As Italy was hit by the COVID-19 coronavirus outbreak late last week, the Ocean Viking, the search and rescue ship operated by Médecins Sans Frontières (MSF) and SOS MEDITERRANEE, was put under quarantine following the disembarkation of 276 people rescued at sea in the prior days.
The Ocean Viking has complied with all measures and has now been anchored off Sicily for five days. It is increasingly clear that quarantine restrictions are being discriminatorily applied only to search and rescue vessels.

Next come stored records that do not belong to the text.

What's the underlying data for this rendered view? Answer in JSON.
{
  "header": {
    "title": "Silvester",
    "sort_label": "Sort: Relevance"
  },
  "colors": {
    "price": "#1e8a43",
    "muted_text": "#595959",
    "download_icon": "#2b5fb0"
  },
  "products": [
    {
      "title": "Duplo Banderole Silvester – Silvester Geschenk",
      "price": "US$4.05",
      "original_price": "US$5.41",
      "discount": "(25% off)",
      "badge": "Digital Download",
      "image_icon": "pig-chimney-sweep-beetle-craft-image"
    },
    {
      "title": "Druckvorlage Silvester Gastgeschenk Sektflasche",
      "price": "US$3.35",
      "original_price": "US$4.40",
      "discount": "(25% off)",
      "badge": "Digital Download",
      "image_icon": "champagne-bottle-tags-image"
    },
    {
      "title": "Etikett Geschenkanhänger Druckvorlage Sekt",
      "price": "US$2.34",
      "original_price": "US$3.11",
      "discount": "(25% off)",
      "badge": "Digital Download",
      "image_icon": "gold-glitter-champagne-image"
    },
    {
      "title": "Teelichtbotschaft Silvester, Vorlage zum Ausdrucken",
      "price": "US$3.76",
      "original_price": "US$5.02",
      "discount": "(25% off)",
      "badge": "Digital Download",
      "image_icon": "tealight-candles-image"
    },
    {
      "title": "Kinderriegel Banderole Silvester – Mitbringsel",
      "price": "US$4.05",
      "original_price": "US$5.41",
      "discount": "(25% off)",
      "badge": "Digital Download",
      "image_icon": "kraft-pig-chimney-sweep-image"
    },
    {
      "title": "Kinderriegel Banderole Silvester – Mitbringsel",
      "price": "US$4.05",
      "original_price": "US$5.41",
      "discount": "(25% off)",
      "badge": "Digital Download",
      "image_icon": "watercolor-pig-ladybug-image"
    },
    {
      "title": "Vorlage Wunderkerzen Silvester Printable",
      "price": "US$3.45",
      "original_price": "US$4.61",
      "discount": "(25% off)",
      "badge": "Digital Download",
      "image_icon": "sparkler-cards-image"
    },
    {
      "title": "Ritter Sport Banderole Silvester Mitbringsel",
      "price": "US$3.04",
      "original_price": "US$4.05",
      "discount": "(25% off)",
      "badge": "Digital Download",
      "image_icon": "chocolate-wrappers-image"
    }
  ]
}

“Quarantining the Ocean Viking is equivalent to stopping an ambulance in the middle of an emergency,” said Michael Fark, MSF head of mission for Search and Rescue. “This is a discriminatory action – the only vessels that have been put into quarantine are those conducting rescues.”
In the past 48 hours we have had reports of boats in distress in the central Mediterranean. We are deeply worried about the fate of people travelling in them.
Quarantining the Ocean Viking is equivalent to stopping an ambulance in the middle of an emergency. This is a discriminatory action.Michael Fark, MSF head of mission for Search and Rescue
Although we have fully complied with the preventive measures, we currently have no reason to suspect any of the crew onboard onboard as having contracted, or having been exposed to, the virus. In compliance with a request from Italian authorities, the temperature and health status of all is being checked and reported by MSF medical team onboard twice-daily.
“As the conflict in Libya escalates, migrants and refugees trapped in the country say they have no other choice but to risk their lives to escape across the Mediterranean,” said Fark. “It is urgent for the Ocean Viking to go back to sea to rescue men, women and children from drowning.”
“The legitimate public health concerns posed by COVID-19 should not be used to justify the prevention of saving lives as sea,” said Fark.
There are 32 crew members and one journalist currently on board the Ocean Viking, anchored in quarantine out of the port of Pozzallo (Sicily) since Sunday, February 23.
The MSF medical staff on board are trained and able to apply all prevention measures, including those for the COVID-19, following protocols established by the World Health Organization (WHO) and the Italian Ministry of Health.
Following the disembarkation of 276 rescued people on Sunday February 23 in Pozzallo (Sicily), the survivors have been kept in quarantine and tested, no cases of COVID-19 have been reported.